For some reason, actually selling artwork validates you in the eyes of others. It means you have arrived, but arrived where I’m not entirely certain. I am sure it has something to do with something I should have learned in economics class (if I had been able to pay attention for more than five minutes at a time). In short, when someone wants something other people want it too. It’s the only explanation for why cabbage patch kids became such a big money-making machine. If I get lucky one sale will lead to other sales and I will become Little Miss Popularity like the Chihuahua’s were after starring in Taco Bell commercials. If I’m not so lucky I’ll be a one-hit-wonder like Sir Mix-A-Lot with his song, “Baby Got Back.” There seems to be a fine line in the art world between being a sellout, which is described as “painting what sells” and being a fine artist which is described as “painting only what matters to you” or maybe “painting what doesn’t sell.” Being an artist is like being a mom. If you let the baby cry you are a bad mom, but if you don’t let the baby cry you are still a bad mom. If you don’t sell your work you are not a “real” artist, but if you do sell it you are not a “real” artist either because then you are a sellout, which is apparently worse than starving to death.

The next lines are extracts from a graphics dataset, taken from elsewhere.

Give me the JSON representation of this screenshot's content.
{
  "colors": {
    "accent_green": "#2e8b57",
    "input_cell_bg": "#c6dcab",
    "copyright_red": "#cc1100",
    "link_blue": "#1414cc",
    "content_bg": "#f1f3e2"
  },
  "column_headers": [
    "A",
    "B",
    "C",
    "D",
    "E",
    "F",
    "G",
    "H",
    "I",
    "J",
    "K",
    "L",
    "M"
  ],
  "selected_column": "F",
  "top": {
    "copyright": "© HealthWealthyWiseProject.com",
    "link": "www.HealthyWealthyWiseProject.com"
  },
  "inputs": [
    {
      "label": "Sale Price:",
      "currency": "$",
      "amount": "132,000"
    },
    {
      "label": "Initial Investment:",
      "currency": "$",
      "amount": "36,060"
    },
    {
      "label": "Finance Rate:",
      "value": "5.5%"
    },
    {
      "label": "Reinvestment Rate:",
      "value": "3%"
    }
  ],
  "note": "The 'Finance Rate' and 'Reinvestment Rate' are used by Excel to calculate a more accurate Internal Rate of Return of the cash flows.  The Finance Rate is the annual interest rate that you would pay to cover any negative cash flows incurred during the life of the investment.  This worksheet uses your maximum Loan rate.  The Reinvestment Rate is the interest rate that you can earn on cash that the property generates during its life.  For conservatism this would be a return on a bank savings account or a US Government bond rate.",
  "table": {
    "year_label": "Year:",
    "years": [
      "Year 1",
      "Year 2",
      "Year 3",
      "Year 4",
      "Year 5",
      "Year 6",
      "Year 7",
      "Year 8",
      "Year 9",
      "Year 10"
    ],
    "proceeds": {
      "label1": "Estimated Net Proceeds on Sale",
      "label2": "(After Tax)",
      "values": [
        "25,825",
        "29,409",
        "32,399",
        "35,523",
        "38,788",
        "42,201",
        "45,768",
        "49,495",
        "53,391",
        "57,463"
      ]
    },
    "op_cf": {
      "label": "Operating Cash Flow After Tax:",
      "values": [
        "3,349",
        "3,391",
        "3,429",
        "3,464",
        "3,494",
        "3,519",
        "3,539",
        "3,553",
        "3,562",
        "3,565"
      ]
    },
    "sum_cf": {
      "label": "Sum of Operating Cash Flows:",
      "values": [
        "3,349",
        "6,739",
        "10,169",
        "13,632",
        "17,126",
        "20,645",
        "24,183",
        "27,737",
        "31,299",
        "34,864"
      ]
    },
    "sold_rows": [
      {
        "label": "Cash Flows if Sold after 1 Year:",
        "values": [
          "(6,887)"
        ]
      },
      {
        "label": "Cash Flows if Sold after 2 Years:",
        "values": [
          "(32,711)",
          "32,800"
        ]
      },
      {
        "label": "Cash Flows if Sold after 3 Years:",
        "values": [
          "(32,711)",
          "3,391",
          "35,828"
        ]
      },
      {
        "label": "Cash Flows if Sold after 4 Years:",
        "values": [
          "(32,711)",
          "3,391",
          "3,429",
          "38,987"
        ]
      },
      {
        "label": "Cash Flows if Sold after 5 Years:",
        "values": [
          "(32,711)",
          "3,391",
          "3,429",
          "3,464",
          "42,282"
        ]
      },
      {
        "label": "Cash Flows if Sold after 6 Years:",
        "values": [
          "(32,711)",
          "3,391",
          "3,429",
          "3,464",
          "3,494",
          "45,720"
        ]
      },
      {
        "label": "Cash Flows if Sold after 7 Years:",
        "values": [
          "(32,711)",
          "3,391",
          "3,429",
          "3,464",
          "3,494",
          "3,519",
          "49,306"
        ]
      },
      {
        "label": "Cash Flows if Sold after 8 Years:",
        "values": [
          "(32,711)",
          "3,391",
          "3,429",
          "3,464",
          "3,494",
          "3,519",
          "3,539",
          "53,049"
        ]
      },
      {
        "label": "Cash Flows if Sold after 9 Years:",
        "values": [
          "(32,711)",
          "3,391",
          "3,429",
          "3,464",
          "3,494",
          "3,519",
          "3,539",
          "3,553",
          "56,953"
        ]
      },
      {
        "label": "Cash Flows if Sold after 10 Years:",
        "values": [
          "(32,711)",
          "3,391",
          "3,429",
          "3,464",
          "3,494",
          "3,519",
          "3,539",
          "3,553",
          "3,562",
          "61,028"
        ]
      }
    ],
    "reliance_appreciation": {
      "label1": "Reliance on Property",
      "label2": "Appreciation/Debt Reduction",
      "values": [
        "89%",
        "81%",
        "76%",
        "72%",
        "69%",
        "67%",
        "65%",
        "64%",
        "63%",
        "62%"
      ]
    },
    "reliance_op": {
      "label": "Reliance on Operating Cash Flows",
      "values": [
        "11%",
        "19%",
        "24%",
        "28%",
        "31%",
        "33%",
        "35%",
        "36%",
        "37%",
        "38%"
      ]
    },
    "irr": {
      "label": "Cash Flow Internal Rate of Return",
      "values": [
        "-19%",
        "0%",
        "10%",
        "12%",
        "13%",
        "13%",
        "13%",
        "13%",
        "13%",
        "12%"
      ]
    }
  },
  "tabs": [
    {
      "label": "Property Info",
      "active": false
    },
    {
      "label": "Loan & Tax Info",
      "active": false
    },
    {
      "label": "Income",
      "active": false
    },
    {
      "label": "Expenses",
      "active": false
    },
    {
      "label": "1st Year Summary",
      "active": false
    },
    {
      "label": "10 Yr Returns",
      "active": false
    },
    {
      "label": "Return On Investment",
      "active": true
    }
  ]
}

I think maybe this is why I am happily an art outsider. I’m an outsider artist. I’m not quite formally trained. I don’t belong to any exclusive clubs. I’m not high up on the totem pole so to speak. I don’t have any papers documenting my art pedigree. Maybe that is a blessing in disguise because I also don’t have any preconceived notions about how to make art or how to sell art. I don’t have any rules to follow. I’m not worried about making mistakes and I’m not ruled by the words “should” and supposed to.”

 

However, today I AM a working artist. I’ve been acknowledged.  I have moved up one ladder rung towards my imagined artistic greatness and have arrived somewhere even though I don’t know where exactly. An artist friend recently encouraged me to put more effort and enthusiasm into the process of selling my work. She said I had a good chance of selling my pieces because most people just want something pretty to put on their wall. Most fine artists, no doubt, would have found this comment offensive. Not me though. The lifestyle associated with working artist seems much more enjoyable in comparison to the one associated with starving artist. I took it as a compliment because it meant someday I might make enough money to keep me in art supplies. It meant someday I might not have to starve (metaphorically of course because I’m not actually starving) to do the thing I love to do. I’m content with that. I like to paint pretty things and I am painting what matters to me. I’m a practical person. I have a bit of a business mind that was likely handed down to me genetically and through no scholarship of my own. It’s smart to make money. It’s even smarter to make money doing something you enjoy doing. So, today, I celebrate my success. Today is my proud moment. If my customer had paid in cash I’d staple the first dollar to the wall, but instead I’ll settle for attending the dance party in my mind. It’s free at least because we all know selling one painting doesn’t make you a millionaire or even a hundredaire. That is ok though because today I am so happy I feel like attempting to do the moon walk and that happy feeling is enough for me. I’m going to enjoy it while it lasts!